Has trouble going to sleep at night
This may be a sign that they got too much sleep during the day (that the nap is negatively affecting nighttime sleep). If you run into this, shorten your little one’s nap before they give it up altogether. Don’t make bedtime later! Instead, start bedtime when your little one starts to get tired at night.
Waking up earlier than their designated wake-up time
If your child wakes up earlier than they are supposed to, that probably means they got enough rest before their morning wake-up time (due to sleep from a nap that’s longer than it needs to be). If this happens, shorten naps first, then drop the nap completely.
Fusses or gets cranky when you try to start naptime
Some kids who don’t need naps anymore get irritable when you tell them they have to stop their play and go to sleep. It makes sense – if they don’t need the sleep at that time, they won’t want to nap. If they can skip the nap and stay happy throughout the day, they’re probably growing out of naps.
Dropping a few naps, but keeping others
If your little one naps at daycare or preschool, for example, but doesn’t need naps on the weekends, they might be ready to drop all of their naps in the near future.
This also applies if they're always at home – you might notice that your little one has no trouble starting their nap on some days, but struggles to nap (or skips the nap) on others.
Just make sure that they don’t get sleepy during the day, or cranky, on the days that they go without naps.
Just not napping – and not getting tired
If your child reads or plays throughout their scheduled naptime – and doesn’t sleep at all – they probably don’t need that naptime. Again, make sure they don’t get tired or grouchy during the days they don’t nap.
Tips for good sleep when dropping naptime
Follow these tips to help your little one get the sleep they need – and to help the transition away from naps go smoothly.
Phase out naps gradually.
Most kids gradually drop nap days before they’re ready to say goodbye to naps completely. If they haven’t started to do this on their own, but show other signs of readiness to give up naps, skip naps on days they don’t seem tired at naptime. But continue to start nap times on days they still seem tired.
Start bedtime earlier.
Your little one still needs about 10-13 hours of sleep per day. Dropping the nap means they must get all the sleep they need at night.

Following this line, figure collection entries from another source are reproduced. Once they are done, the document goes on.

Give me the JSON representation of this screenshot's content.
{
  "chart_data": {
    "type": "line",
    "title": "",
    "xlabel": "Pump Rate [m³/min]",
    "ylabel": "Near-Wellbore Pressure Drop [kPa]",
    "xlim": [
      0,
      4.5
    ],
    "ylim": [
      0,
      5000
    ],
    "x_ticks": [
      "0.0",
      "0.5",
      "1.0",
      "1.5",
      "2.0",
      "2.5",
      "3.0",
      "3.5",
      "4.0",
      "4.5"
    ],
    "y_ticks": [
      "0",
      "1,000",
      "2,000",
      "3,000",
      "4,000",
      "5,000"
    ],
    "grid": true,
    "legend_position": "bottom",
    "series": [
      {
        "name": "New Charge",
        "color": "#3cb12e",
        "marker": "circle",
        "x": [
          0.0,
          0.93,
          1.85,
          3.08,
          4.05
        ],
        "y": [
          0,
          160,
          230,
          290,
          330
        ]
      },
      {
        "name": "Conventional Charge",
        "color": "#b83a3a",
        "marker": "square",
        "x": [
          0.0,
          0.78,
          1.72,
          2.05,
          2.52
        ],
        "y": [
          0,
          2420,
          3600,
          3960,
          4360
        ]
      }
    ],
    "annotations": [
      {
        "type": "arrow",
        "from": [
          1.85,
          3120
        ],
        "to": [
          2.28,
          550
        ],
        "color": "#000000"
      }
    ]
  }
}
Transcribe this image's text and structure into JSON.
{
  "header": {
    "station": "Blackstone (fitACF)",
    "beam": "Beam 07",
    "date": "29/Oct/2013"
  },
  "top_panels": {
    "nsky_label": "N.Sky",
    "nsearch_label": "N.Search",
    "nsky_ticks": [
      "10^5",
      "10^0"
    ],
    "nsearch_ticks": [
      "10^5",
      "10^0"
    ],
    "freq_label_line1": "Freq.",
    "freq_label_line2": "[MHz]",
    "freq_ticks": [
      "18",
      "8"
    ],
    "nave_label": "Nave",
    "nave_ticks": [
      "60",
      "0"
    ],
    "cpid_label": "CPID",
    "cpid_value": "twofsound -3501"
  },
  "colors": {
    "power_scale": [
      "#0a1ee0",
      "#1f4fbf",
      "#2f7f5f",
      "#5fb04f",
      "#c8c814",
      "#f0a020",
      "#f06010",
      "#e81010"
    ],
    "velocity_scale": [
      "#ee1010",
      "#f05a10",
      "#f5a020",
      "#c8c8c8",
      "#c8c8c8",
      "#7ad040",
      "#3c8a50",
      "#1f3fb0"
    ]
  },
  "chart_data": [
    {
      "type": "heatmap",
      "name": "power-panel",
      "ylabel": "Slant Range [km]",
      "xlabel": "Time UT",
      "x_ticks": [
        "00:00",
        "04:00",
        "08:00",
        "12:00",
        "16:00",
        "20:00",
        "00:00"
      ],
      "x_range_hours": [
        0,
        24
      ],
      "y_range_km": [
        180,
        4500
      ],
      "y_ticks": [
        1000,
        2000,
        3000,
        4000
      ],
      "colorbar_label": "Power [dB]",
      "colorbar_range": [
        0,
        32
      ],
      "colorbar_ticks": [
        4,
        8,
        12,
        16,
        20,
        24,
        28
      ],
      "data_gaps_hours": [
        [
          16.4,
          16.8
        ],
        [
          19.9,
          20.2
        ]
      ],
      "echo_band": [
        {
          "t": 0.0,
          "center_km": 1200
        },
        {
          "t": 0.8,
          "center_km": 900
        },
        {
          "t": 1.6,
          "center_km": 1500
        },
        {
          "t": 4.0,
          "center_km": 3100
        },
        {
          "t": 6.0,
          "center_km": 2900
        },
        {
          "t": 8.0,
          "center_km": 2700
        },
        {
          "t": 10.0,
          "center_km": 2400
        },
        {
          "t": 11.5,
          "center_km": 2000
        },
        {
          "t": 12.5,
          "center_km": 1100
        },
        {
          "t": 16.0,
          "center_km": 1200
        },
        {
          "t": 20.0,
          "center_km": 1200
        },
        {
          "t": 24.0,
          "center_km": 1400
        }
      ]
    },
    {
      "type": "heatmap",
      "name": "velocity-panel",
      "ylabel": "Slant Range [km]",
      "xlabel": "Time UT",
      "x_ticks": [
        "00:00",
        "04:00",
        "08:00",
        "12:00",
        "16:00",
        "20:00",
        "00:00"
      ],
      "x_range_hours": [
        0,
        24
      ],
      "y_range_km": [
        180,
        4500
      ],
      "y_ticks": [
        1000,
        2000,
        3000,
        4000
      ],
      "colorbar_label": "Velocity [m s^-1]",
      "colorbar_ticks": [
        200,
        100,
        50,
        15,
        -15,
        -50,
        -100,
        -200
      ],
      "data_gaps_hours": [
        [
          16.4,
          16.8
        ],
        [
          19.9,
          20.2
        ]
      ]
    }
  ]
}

So, move their bedtime an hour earlier than their previous “lights out.” That means starting the usual bedtime routine earlier as well, to signal that it’s time for sleep and to help your child relax. Dinner will need to happen earlier than usual, too.
You may notice that your little one isn’t tired enough to nap at their normal time but then gets tired in the late afternoon. If this happens, don’t let them nap – you want them tired at bedtime. Take them outside or play with them to keep them stimulated until dinner. Then, start dinner, the bedtime routine, and bedtime at the new earlier times.
Replace the nap with quiet time.
If your little one shows signs that they’re ready to give up naps (they aren’t tired at naptime), turn the usual naptime into an hour of quiet time. This means coloring, looking at pictures in a book, doing a puzzle, cuddling stuffed animals, building with Duplo, or playing with something else quiet. Don’t give them noisy toys, electronic devices, or anything overly stimulating. This quiet time helps slowly transition away from the naptime hour, instead of cutting off the quiet hour(s) completely. Plus, it continues to give you a break – you won’t have to sacrifice all the free time you had when your little one was still napping!
If your child is done with naps but your child’s preschool, daycare, or kindergarten has scheduled naps, ask if your child can have a quiet time during that period instead of naptime.
Remember that giving up naps doesn’t have to be final.
If your little one seems ready to give up naps, but then you cut the nap and they’re tired or irritable during the day, you can always add naps back in. Giving up naps doesn’t always happen outright. Some kids may stop napping but then need to start again.